Fullerenes is an open-source persistent memory layer for AI coding agents. Instead of re-reading files every session, it builds a local knowledge graph from your repo using Tree-sitter and exposes it over MCP (Model Context Protocol). Agents query the graph for functions, classes, imports, and call relationships rather than reading raw files — cutting token consumption drastically.
How it works
Run npx fullerenes init in your repo. It walks the codebase with Tree-sitter, extracts every function, class, import, and call relationship, and stores it in a local SQLite graph. Agents connect via MCP and ask targeted questions.

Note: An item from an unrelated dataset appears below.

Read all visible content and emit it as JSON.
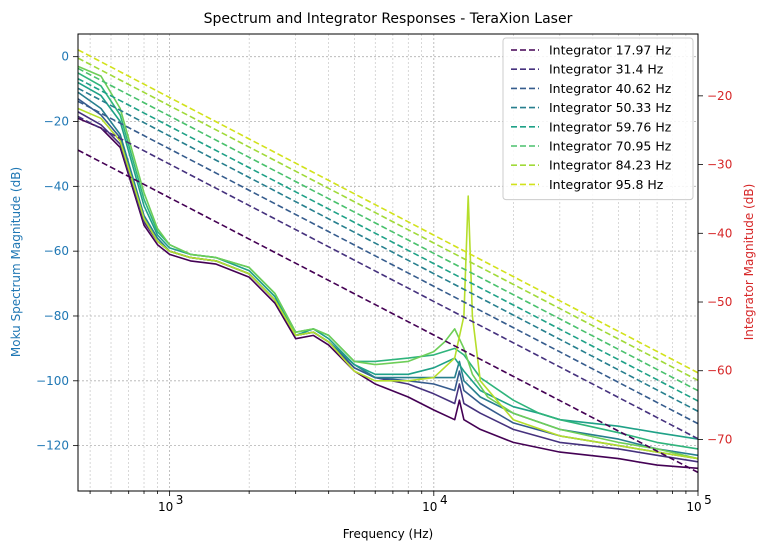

The design draws on retrieval research: Repoformer (retrieve only when needed), HippoRAG and G-Retriever (graph beats flat chunks), and LLMLingua (aggressive context compression). The goal is better signal per token, not more context.
Unique MCP tools
Two standout tools:
predict_impact({ functionName: "x" })— Before editing, the agent asks what else will break. Traverses the edge graph and returns direct + transitive dependents with a risk score. Blast radius before the first keystroke.get_function({ name: "x", includeBody: true })— Signature, body, and callers in one MCP call. No follow-upread_fileneeded.
Benchmark results
- SWE-bench Verified (1 instance so far): Codex baseline 91,949 tokens → with Fullerenes 32,945 tokens. 64% reduction.
- Internal (5 questions on this repo): Raw files 2,452 tokens avg → Fullerenes 137 tokens avg. 94.4% reduction.
- External (Gemini CLI on a Python project): Raw files 27,292 tokens → Fullerenes AGENTS.md 919 tokens. 96.6% reduction.
Limitations
Tree-sitter is structural, not semantic. Dynamic dispatch and metaprogramming will miss edges. LSP integration is on the roadmap. One SWE-bench instance is not a broad result — more are being run.
Local & open source
Everything runs locally: SQLite, no server, no API key, pure npm (no Python), works offline, MIT license. 589 npm downloads in 40 hours before the Reddit post. 14 stars. Just launched.
github.com/codebreaker77/Fullerenes
npmjs.com/package/fullerenes
Three questions the author is asking the community: Does graph-based retrieval change your agent workflows, or is long context winning? What MCP tools beyond the current 8? Does the SWE-bench methodology look sound?